[Reminiscences of Scottish Life and Character by Edward Bannerman Ramsay]@TWC D-Link bookReminiscences of Scottish Life and Character CHAPTER THE SEVENTH 63/196
I have myself witnessed again and again the sort of funeral scene portrayed by Sir Walter Scott, who no doubt took his description from what was common in his day:--"The funeral pomp set forth--saulies with their batons and gumphions of tarnished white crape.
Six starved horses, themselves the very emblems of mortality, well cloaked and plumed, lugging along the hearse with its dismal emblazonry, crept in slow pace towards the place of interment, preceded by Jamie Duff, an idiot, who, with weepers and cravat made of white paper, _attended on every funeral_, and followed by six mourning coaches filled with the company."-- _Guy Mannering_. The following anecdote, supplied by Mr.Blair, is an amusing illustration both of the funeral propensity, and of the working of a defective brain, in a half-witted carle, who used to range the province of Galloway armed with a huge pike-staff, and who one day met a funeral procession a few miles from Wigtown.
A long train of carriages, and farmers riding on horse-back, suggested the propriety of his bestriding his staff, and following after the funeral.
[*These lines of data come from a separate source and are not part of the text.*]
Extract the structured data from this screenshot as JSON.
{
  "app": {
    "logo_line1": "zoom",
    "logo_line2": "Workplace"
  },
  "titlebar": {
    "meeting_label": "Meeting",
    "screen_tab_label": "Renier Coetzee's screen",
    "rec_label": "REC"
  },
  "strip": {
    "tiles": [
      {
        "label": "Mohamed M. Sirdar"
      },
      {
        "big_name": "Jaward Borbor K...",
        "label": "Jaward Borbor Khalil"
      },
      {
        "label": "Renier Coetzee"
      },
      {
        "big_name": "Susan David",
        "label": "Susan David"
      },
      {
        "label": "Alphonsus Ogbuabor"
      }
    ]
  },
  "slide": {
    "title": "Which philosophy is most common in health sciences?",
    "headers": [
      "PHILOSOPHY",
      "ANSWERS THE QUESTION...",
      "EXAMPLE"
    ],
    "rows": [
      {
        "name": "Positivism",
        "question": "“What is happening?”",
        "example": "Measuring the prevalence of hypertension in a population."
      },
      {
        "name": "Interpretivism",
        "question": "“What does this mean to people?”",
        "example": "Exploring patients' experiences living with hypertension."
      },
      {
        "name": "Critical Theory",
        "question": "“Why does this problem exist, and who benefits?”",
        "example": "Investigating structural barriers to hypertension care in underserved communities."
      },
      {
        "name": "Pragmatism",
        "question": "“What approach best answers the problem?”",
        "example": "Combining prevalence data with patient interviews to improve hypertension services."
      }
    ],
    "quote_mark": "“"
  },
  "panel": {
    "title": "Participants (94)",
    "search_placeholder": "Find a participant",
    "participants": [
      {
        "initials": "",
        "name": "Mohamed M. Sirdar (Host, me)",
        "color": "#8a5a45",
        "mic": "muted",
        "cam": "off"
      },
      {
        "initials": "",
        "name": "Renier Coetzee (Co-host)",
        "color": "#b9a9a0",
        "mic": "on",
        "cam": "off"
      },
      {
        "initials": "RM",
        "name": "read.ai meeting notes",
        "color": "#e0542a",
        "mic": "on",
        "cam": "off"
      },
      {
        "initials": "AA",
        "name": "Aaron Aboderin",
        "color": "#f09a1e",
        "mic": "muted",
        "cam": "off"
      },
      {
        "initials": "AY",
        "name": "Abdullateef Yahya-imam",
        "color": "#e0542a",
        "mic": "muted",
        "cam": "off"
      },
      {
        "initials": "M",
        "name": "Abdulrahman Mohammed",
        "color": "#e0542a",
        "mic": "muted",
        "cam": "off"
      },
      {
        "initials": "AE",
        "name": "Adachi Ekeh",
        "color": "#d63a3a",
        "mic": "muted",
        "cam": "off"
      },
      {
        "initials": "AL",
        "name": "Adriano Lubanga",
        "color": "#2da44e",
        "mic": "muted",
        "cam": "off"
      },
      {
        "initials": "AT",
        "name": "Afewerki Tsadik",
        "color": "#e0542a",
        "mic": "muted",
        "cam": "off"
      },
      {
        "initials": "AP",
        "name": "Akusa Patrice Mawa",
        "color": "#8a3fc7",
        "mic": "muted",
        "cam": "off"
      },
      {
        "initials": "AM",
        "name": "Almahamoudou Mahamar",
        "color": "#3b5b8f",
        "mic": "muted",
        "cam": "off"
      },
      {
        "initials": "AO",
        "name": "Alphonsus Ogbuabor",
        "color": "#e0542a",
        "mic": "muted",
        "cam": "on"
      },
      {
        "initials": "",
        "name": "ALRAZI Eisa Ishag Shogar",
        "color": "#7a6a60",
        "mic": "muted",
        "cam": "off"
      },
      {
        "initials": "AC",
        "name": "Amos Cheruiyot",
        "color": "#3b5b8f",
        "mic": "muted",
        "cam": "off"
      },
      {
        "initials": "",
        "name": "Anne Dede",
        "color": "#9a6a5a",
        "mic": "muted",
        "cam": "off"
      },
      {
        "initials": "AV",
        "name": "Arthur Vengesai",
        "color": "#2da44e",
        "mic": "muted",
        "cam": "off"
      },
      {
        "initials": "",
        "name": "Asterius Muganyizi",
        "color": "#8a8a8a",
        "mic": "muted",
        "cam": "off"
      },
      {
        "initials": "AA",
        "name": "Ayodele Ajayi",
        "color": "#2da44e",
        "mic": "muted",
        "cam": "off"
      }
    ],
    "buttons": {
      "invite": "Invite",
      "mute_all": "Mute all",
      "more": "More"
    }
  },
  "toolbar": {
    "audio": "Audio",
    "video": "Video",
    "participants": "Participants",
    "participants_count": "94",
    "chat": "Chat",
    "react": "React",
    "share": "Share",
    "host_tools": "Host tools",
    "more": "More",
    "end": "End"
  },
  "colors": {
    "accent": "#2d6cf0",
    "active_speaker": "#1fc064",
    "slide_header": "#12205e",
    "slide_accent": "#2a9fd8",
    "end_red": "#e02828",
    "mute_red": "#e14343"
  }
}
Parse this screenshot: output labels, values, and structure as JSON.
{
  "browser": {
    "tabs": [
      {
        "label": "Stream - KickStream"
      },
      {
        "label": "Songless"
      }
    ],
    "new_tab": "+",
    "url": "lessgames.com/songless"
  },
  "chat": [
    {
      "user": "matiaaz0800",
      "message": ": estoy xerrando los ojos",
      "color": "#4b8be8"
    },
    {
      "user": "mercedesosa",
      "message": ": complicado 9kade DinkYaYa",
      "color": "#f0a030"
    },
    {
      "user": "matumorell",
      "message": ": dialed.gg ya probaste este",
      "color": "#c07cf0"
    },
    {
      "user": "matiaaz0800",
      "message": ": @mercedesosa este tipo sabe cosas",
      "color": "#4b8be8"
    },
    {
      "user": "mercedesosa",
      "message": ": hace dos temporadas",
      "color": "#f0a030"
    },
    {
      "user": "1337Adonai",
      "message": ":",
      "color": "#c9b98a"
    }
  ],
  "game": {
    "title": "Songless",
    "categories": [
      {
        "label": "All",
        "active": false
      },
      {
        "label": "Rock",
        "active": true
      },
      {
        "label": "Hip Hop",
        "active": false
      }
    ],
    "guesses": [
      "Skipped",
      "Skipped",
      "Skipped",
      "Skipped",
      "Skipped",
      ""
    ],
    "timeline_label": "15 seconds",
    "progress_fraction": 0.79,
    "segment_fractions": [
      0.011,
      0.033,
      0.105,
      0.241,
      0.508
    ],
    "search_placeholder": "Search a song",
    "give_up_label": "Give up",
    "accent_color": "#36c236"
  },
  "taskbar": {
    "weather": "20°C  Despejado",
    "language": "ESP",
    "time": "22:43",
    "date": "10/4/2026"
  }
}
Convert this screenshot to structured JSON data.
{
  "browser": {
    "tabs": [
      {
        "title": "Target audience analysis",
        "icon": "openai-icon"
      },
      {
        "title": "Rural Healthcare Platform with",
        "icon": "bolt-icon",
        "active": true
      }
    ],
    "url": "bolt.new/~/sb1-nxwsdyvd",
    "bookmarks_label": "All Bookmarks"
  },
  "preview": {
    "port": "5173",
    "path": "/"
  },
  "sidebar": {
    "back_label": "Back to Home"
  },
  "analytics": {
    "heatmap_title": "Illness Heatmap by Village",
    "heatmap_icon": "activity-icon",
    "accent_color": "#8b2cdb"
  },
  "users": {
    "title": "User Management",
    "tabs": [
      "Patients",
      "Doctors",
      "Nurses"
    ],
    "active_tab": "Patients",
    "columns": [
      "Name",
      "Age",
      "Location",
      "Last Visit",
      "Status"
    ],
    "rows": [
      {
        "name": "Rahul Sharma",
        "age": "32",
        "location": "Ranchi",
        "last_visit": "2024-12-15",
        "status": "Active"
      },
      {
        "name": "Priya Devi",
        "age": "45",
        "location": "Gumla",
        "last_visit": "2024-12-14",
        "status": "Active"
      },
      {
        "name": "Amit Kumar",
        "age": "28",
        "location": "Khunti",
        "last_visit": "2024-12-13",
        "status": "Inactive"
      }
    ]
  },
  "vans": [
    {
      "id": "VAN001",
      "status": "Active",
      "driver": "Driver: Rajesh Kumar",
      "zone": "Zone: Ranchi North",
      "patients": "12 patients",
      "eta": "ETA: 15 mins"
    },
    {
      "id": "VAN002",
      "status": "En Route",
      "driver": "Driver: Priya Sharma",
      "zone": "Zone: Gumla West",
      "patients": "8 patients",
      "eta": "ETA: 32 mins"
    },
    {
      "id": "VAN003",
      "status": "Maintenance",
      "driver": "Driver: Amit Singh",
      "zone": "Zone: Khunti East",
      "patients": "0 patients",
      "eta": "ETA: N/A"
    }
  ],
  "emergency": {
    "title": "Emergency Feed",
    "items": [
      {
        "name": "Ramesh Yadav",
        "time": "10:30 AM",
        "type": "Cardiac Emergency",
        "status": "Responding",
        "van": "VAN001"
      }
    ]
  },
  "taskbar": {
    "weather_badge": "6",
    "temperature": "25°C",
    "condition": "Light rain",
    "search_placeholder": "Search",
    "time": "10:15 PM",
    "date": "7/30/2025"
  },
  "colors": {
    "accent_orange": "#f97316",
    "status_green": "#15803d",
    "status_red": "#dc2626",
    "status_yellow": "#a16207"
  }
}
The procession marched at a brisk pace, and on reaching the kirk-yard style, as each rider dismounted, "Daft Jock" descended from his wooden steed, besmeared with mire and perspiration, exclaiming, "Hech, sirs, had it no been for the fashion o' the thing, I micht as weel hae been on my ain feet." The withdrawal of these characters from public view, and the loss of importance which they once enjoyed in Scottish society, seem to me inexplicable.
Have they ceased to exist, or are they removed from our sight to different scenes? The fool was, in early times, a very important personage in most Scottish households of any distinction. Indeed this had been so common as to be a public nuisance. It seemed that persons _assumed_ the character, for we find a Scottish Act of Parliament, dated 19th January 1449, with this title:--"Act for the way-putting of _Fenyent_ Fules," etc.